Overview
CVE-2025-66411 is a high-severity vulnerability affecting Coder, a platform used for provisioning remote development environments via Terraform. This vulnerability allows unauthorized access to sensitive information due to the logging of Workspace Agent manifests containing sensitive values in plaintext. This issue can be exploited by attackers with limited local access to a Coder Workspace or third-party systems with access to the logs.
Technical Details
The vulnerability stems from the fact that Workspace Agent manifests, which may contain sensitive data like API keys, passwords, or other credentials, were being logged in plaintext without proper sanitization. An attacker gaining access to these logs, whether through local access to the Coder Workspace (VM, Kubernetes Pod, etc.) or via access to a SIEM or logging stack, could potentially compromise the entire development environment and any systems using those credentials.
The vulnerability has been addressed in Coder versions 2.26.5, 2.27.7, and 2.28.4 by implementing proper sanitization of Workspace Agent manifests before logging.
CVSS Analysis
- Severity: HIGH
- CVSS Score: 7.8
A CVSS score of 7.8 indicates a high-severity vulnerability. While the attack requires some level of access (local or logging infrastructure), the potential impact of a successful exploit is significant.
Possible Impact
A successful exploit of CVE-2025-66411 could lead to:
- Data Breach: Exposure of sensitive credentials (API keys, passwords) stored within the Workspace Agent manifests.
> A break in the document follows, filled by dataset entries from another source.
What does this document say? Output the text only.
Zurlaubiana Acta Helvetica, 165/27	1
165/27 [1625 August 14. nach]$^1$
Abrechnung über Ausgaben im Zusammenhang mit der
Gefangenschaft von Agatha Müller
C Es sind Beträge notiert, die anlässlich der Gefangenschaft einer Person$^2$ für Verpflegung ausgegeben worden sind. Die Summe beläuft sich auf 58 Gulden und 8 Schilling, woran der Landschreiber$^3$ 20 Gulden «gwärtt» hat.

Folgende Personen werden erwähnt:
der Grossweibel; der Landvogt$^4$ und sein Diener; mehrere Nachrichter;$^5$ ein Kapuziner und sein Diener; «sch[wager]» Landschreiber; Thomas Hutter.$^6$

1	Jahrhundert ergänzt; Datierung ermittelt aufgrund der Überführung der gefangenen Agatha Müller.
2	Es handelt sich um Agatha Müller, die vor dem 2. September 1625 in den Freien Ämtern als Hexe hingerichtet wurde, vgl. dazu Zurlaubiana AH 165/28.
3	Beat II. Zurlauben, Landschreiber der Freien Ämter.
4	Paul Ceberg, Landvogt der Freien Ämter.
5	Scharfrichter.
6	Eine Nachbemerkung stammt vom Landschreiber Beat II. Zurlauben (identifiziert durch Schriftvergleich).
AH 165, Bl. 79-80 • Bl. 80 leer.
- Lateral Movement: Compromised credentials could be used to gain access to other systems and resources within the organization’s network.
- Code Injection: Malicious code could be injected into the development environment.
- Service Disruption: Attackers could disrupt the operation of Coder workspaces.
Mitigation and Patch Steps
The recommended mitigation is to upgrade Coder to one of the following patched versions:
- Coder version 2.26.5 or later
- Coder version 2.27.7 or later
- Coder version 2.28.4 or later
If upgrading is not immediately possible, review your logging configurations and ensure that access to logs containing Coder Workspace Agent manifests is strictly controlled and monitored.